Deep Learning - Hyper Parameter Tuning

It finally comes down to how much compute we have, actually...

Posted by Rico's Nerd Cluster on January 22, 2022

How To Sample For Single Parameter Tuning

Generally, we need to try different sets of parameters to find the best performing one.

In terms of number layers, it could be a linear search:

  1. Define a range of possible numbers of layers e.g., $[5, 20]$
  2. Uniformly sample from this range

However, the same cannot be applied to learning rate, momentum parameter, or RMS prop parameter. That’s because they could range from $(0, 1]$. Therefore, the search would look like:

  1. Choose a range of log10 of posible values. E.g., if we want $[1e-3, 1]$ for learning rate, we choose $[-3, 0]$
  2. Uniformly sample in the log space.

For example, to estimate alpha:

1
2
3
r = -5 * np.random().rand()
// gives 1e-5 to 1
alpha = 10 ** r

Tuning Strategy On A High Level

If you have lots of compute, you might be able to train multiple models at a time. If not, you might want to spawn 1 set of model parameters, “babysit” the training process, and based on the result, decide what the next set of parameters could be. This process could take days.

Another point is that hyperparameters could get stale.
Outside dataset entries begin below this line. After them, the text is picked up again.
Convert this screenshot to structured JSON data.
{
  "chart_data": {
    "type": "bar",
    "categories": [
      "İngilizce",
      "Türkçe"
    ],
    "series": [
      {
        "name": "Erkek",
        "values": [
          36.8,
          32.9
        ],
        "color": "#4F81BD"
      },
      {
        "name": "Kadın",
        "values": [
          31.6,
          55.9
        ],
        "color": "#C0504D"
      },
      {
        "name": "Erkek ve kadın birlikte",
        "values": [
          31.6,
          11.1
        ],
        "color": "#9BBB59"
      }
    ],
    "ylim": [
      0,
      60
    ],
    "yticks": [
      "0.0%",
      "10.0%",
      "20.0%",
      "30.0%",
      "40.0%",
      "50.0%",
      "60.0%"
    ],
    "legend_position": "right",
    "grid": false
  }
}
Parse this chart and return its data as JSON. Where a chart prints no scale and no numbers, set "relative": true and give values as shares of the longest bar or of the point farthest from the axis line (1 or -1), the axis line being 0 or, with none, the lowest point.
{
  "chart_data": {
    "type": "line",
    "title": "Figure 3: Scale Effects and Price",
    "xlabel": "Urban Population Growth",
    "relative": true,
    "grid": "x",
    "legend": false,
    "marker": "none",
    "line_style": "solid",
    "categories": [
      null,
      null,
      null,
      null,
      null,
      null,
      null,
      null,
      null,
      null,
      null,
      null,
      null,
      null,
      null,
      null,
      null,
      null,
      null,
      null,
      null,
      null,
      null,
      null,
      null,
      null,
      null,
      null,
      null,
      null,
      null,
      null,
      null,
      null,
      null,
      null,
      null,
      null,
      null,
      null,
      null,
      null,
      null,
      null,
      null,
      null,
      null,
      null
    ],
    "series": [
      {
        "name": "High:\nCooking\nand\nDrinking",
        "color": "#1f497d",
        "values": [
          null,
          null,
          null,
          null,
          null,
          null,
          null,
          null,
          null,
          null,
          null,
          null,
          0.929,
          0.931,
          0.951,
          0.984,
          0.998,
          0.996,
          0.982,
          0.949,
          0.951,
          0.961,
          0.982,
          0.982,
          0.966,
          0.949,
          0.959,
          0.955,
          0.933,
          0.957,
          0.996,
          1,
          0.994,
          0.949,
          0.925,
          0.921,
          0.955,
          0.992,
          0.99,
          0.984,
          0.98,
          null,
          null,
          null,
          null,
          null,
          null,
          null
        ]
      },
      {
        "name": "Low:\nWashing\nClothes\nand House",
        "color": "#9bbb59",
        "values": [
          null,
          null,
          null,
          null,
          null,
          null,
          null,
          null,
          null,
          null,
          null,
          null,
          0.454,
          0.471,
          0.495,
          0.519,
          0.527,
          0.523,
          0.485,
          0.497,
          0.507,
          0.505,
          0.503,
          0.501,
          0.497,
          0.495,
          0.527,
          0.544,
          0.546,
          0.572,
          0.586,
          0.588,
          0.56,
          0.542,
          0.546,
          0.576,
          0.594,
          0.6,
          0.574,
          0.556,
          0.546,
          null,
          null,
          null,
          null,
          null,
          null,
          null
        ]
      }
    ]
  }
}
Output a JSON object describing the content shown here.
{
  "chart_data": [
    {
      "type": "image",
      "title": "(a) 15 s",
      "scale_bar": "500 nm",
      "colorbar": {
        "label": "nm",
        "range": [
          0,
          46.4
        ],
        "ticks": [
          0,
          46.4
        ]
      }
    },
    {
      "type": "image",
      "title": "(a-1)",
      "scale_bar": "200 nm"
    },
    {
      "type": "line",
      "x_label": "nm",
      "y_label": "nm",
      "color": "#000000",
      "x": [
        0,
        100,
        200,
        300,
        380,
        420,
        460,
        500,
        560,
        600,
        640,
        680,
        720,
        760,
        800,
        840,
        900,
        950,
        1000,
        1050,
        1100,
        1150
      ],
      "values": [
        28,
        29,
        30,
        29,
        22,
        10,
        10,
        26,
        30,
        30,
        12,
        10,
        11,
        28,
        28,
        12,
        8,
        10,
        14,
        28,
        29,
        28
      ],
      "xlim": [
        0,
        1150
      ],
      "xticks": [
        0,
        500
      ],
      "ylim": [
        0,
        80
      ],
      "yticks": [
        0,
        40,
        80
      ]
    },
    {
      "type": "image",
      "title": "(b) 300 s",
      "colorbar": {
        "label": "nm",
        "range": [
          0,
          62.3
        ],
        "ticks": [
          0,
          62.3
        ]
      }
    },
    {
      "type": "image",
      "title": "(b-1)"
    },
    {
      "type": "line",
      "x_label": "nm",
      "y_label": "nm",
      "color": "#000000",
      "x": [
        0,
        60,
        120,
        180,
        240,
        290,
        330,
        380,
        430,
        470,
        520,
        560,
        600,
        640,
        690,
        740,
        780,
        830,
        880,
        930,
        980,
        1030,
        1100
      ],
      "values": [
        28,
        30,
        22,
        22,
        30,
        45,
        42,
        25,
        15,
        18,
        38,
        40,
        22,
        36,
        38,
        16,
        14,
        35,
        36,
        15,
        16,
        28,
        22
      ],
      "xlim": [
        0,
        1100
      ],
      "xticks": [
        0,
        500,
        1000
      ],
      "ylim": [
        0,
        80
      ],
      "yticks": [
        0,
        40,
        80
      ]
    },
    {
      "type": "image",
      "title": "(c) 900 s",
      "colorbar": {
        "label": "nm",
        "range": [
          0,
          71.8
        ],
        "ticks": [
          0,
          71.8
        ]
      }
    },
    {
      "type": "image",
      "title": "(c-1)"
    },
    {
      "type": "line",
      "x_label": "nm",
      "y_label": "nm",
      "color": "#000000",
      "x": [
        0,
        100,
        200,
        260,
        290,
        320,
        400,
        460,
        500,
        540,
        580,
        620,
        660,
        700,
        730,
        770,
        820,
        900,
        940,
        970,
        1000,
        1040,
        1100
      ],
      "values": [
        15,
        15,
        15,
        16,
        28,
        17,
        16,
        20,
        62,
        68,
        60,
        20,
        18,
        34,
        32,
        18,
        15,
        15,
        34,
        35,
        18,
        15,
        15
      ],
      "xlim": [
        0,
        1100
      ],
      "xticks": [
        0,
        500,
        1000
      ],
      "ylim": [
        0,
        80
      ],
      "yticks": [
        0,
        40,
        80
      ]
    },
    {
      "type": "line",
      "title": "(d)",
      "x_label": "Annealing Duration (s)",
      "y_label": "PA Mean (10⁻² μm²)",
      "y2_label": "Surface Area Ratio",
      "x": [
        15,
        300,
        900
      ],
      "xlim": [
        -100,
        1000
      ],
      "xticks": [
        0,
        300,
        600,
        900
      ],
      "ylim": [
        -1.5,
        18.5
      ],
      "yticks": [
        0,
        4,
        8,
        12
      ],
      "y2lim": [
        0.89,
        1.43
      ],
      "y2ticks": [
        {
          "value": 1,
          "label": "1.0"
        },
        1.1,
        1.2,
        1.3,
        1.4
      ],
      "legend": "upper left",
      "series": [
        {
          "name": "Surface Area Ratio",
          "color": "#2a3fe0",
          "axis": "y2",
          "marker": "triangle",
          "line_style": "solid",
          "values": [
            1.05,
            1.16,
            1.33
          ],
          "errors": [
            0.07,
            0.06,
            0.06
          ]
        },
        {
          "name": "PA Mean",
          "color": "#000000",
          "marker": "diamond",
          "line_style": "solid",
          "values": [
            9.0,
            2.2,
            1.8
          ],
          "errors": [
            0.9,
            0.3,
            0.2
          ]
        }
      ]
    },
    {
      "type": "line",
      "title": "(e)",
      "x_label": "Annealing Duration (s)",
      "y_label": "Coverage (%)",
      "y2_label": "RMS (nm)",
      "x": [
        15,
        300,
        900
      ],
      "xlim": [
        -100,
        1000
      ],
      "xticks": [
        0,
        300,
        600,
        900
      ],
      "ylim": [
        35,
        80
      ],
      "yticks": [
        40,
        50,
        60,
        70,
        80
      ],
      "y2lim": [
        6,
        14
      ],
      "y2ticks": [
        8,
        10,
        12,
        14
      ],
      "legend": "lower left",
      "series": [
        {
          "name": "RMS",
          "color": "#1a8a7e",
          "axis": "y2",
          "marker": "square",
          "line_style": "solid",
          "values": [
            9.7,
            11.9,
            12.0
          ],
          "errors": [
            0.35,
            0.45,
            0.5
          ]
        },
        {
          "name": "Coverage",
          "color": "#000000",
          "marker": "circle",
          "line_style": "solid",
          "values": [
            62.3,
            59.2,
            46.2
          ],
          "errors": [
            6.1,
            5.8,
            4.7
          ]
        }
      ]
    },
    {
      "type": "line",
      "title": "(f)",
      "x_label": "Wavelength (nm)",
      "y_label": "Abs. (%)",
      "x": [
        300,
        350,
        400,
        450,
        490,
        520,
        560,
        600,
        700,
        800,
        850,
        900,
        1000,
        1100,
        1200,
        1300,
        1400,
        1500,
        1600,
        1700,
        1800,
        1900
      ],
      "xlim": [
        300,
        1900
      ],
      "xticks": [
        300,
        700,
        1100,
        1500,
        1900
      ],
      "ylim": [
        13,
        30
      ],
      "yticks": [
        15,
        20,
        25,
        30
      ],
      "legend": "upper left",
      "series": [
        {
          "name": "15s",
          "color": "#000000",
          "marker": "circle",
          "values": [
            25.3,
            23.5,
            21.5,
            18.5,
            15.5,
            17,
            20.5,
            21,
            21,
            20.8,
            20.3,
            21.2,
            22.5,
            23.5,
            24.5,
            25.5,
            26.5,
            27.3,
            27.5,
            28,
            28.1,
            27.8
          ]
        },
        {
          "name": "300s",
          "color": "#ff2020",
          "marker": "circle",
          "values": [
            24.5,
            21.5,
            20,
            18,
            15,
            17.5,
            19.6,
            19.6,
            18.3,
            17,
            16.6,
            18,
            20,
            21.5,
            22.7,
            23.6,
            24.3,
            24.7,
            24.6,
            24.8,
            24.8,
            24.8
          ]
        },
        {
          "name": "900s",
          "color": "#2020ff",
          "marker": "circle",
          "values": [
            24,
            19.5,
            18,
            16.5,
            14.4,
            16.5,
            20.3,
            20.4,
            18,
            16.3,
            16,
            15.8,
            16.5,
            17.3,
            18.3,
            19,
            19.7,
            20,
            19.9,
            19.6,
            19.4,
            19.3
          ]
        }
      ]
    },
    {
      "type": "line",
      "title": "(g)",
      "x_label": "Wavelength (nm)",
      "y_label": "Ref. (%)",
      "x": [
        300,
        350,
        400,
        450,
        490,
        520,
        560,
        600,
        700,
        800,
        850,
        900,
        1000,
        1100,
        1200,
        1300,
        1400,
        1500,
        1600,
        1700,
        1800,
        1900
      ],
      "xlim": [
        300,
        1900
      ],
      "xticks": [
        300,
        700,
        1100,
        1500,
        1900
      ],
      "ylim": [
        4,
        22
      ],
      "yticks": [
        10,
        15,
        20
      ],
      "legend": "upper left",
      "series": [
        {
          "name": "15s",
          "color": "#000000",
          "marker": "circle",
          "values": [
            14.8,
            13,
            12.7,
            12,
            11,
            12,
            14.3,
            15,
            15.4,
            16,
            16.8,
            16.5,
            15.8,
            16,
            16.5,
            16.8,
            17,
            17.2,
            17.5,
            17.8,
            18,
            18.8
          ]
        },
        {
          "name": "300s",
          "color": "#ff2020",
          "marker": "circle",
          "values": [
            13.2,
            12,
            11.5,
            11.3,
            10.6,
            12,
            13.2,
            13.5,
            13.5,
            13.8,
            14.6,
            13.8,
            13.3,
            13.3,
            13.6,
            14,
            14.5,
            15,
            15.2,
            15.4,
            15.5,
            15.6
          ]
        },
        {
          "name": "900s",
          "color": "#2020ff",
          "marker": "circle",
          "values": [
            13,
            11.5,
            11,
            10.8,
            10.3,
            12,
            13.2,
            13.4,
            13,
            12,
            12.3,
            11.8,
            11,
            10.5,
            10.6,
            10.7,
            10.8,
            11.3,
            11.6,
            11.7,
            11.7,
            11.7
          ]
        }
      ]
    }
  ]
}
As the business grows, you might want to re-evaluate the hyper parameters and retrain.

Importance ratings: learning_rate > num_hidden_layers > num_nodes_layer > Adam parameters

When trying different values, trying random values is better than trying on a grid, because you might be trying different values.

Coarse to grid is the process to zoom in on a specific region in the hyper parameter space.